Research and early detection are essential to close the survival gap for Australians living with rare and less common cancers.
Appearing before the Senate Select Committee into Funding for Research into Cancers with Low Survival Rates, in Sydney yesterday, Rare Cancers Australia chair Richard Vines described them as the‘first steps’ to improving patient outcomes.
According to Mr Vines, there has been marginal if any improvement in survival rates over the last twenty years for Australians diagnosed with a rare or less common cancer, who are twice as likely to die as those diagnosed with a common cancer.
“Successes for common cancer have been impressive, due to government investment in research and treatment, leading to much higher survival rates. In contrast, funding for research and treatment of rare and less common cancers remains low.

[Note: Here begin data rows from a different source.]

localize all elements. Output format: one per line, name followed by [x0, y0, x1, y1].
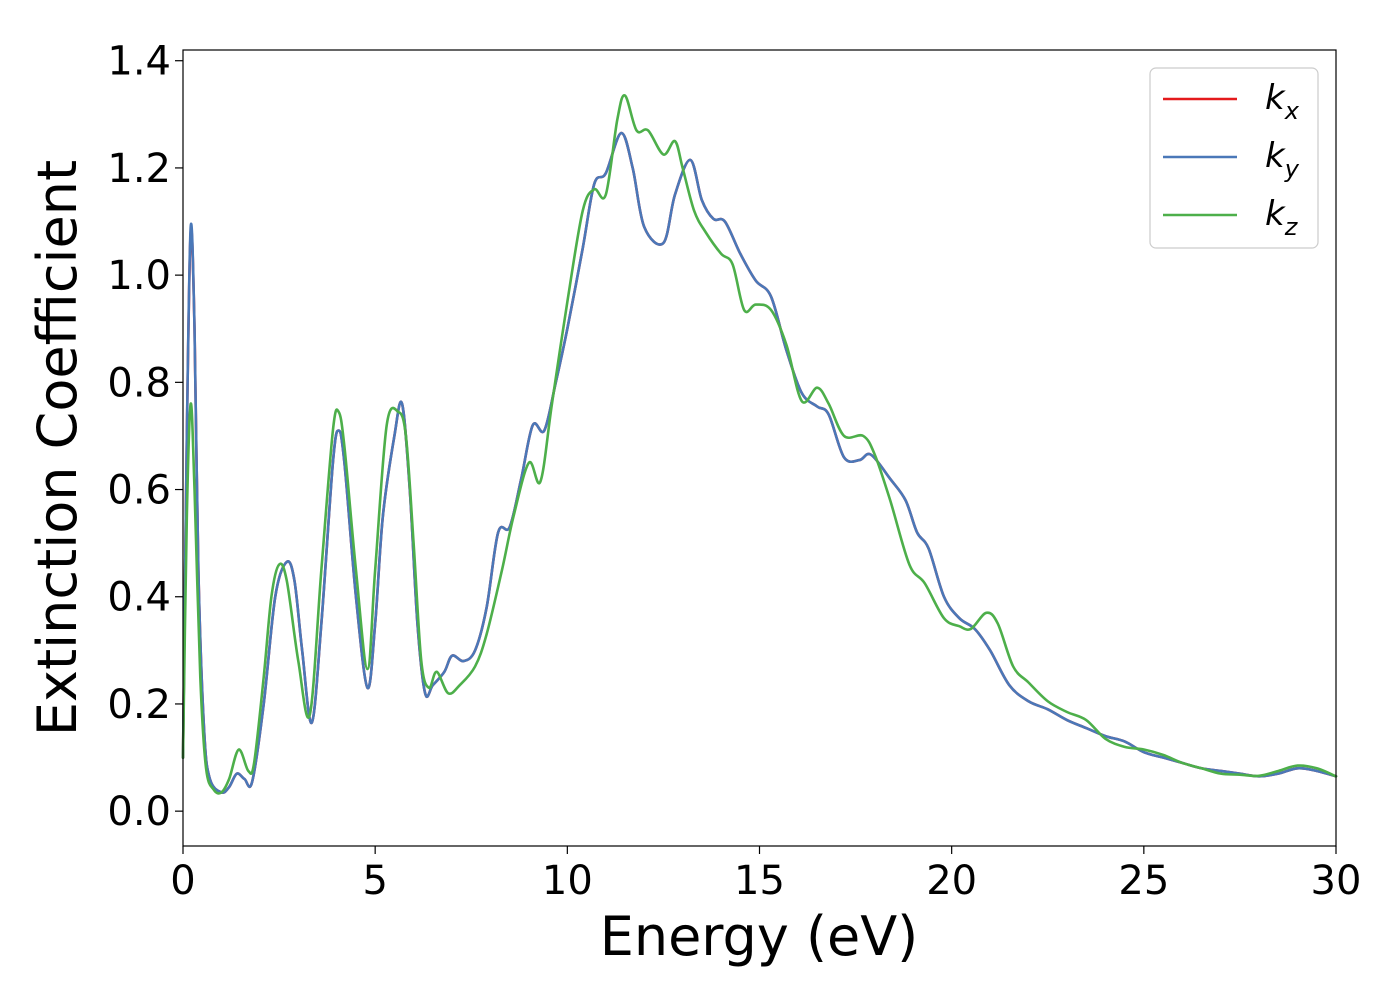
x-tick-label: 25 [1118, 858, 1169, 904]
x-tick-label: 0 [170, 858, 195, 904]
y-tick-label: 0.0 [107, 789, 171, 835]
y-axis-title: Extinction Coefficient [26, 160, 89, 736]
x-axis: 0 5 10 15 20 25 30 [170, 846, 1361, 904]
y-tick-label: 1.0 [107, 253, 171, 299]
y-tick-label: 1.4 [107, 39, 171, 85]
legend-label-subscript: y [1284, 155, 1300, 183]
x-axis-title: Energy (eV) [600, 905, 919, 968]
x-tick-label: 20 [926, 858, 977, 904]
x-tick-label: 10 [542, 858, 593, 904]
y-axis: 0.0 0.2 0.4 0.6 0.8 1.0 1.2 1.4 [107, 39, 183, 835]
legend-label-kx: kx [1265, 78, 1300, 125]
legend-label-main: k [1265, 194, 1286, 234]
y-tick-label: 0.2 [107, 682, 171, 728]
y-tick-label: 0.6 [107, 468, 171, 514]
series-line-kz [181, 94, 1338, 795]
x-tick-label: 30 [1311, 858, 1362, 904]
series-layer [181, 94, 1338, 795]
y-tick-label: 0.4 [107, 575, 171, 621]
y-tick-label: 1.2 [107, 146, 171, 192]
legend-label-ky: ky [1265, 136, 1300, 183]
legend-label-subscript: z [1284, 213, 1299, 241]
legend-label-main: k [1265, 78, 1286, 118]
legend-label-main: k [1265, 136, 1286, 176]
x-tick-label: 15 [734, 858, 785, 904]
legend-label-kz: kz [1265, 194, 1299, 241]
y-tick-label: 0.8 [107, 360, 171, 406]
x-tick-label: 5 [362, 858, 387, 904]
legend-label-subscript: x [1284, 97, 1300, 125]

The lack of funding for treatment is a direct consequence of a lack of research,” he said.
He called for “affirmative action”, with government playing a central role in directing funding towards research, and ultimately reforming the PBS to make funding more readily available.
On the PBS, Mr Vines questioned the narrow focus on ‘cost-effectiveness’ in reimbursement decisions, comparing it to deciding to buy a car based solely on fuel economy. “You really will miss a lot of additional and important benefits,” he said, pointing to reduced side-effects and improved quality of life.
“The people working on the PBS are doing a lot of work to make it better,” he added.
In relation to industry, he said companies made a simply calculation about seeking reimbursement, favouring larger patient groups that tend to have the supporting data required to successfully navigate the process. “Aside from the financial investment required to make a submission, why make an application for something with little or no prospect of success.”
Mr Vines argued the experience with common cancers demonstrated the importance of early detection, and screening. He also suggested government consider funding patient participation in overseas clinical trials.
“We’re not yet at the stage of curing cancer but maybe we can work towards making it a chronic condition, extending the time patients spend with families, and key to that is finding easy ways to ‘repurpose’ already approved and funded medicines that can be effective in rare and common cancers,” he added.